Soon, to prove that he has not gone politically softheaded, he opens up on Hubert Humphrey ("that rotten, truthless old freak" whose face he watches on TV--"this monster, this shameful electrified corpse"). What worse could Thompson possibly say about somebody like Nixon? Don't underestimate him or the liberality of the libel laws, or the amount of vilification that a disgraced Nixon now seems required to undergo. To Dr. Thompson, Nixon in his final days was "criminally insane" and "even his closest friends and advisers were convinced ... that he was only two martinis away from [making] that final telephone call that... would have launched enough missiles and bombers to blow the whole world off its axis."
In Jimmy Carter, Hunter Thompson has at last found his epiphany. Two years ago, suitably liquored at the time, Thompson heard Carter give an unforgettable Law Day speech in which Carter talked about abuses of criminal justice and said how much his thinking had been influenced by Reinhold Niebuhr and Bob Dylan. Ever since hearing the speech, Thompson has been hovering around the forbearing Jimmy Carter. With a tape recorder in one hand and a bottle of Wild Turkey in the other, Thompson writes, he once in private sessions got six hours of Carter on tapes, and he was impressed by the "extremely detailed precision of his answers to some of the questions that he is now ac cused of being either unable or unwilling to answer ... I was dealing with a candidate who had already done a massive amount of research on things like tax reform, national defense and the structure of the American political system." At last we are getting down to it!

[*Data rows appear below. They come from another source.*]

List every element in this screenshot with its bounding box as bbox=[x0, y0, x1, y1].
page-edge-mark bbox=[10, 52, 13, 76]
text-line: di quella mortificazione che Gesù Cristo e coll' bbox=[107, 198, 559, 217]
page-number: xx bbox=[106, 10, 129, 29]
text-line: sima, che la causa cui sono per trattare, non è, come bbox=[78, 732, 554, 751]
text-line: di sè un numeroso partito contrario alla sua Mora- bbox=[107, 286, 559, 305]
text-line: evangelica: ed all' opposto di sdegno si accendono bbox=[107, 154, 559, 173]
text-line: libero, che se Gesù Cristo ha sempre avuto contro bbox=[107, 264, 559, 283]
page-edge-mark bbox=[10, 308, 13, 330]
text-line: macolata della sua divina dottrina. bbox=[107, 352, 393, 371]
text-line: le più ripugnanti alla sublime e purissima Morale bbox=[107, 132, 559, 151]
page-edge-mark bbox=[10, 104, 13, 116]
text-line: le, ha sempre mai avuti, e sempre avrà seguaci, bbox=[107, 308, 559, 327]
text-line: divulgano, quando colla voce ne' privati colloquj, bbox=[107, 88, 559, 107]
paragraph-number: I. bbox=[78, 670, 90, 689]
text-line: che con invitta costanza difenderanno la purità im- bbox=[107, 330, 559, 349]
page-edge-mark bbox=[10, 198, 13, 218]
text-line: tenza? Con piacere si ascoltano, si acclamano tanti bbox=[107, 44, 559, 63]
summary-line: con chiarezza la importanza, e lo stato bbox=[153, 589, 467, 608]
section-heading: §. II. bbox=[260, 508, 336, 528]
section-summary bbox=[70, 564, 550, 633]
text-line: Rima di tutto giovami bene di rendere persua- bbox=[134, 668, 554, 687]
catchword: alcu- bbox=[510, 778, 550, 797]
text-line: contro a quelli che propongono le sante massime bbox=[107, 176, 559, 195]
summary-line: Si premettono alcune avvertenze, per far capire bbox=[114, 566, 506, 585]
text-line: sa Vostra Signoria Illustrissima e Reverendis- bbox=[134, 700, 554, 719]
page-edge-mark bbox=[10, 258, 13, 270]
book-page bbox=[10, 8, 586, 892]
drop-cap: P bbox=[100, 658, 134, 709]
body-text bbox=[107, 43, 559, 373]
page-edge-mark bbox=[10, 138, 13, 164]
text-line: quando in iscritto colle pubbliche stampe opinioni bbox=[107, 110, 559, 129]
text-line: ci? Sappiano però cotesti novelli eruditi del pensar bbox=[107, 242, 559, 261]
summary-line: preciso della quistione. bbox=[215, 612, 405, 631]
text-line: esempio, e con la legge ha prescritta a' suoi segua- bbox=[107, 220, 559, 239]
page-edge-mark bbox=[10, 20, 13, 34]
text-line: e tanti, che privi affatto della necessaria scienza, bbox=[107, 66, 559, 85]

Instead, Thompson proceeds to quote some of his own inanities and obscenities on the tape to prove that "both Carter and his wife have always been amazingly tolerant of my behavior and on one or two occasions they have had to deal with me in a noticeably bent condition." After all these detours--castrated dogs, Humphrey's face and Nixon's martinis--we wait to hear what Jimmy said during those six hours. And we are given not one sentence.
The interesting question is what the Rolling Stone reader makes of this: Does he think he has been ripped off? Or, since everything is a hype these days, isn't it enough that "it reads good" and is all that the reader wants to hear about politics anyway? Despite Dr. Thompson's political wise-guyism and all the macho whisky-and-drug talk, this is not opium for the masses but Dr. Pepper for the credulous.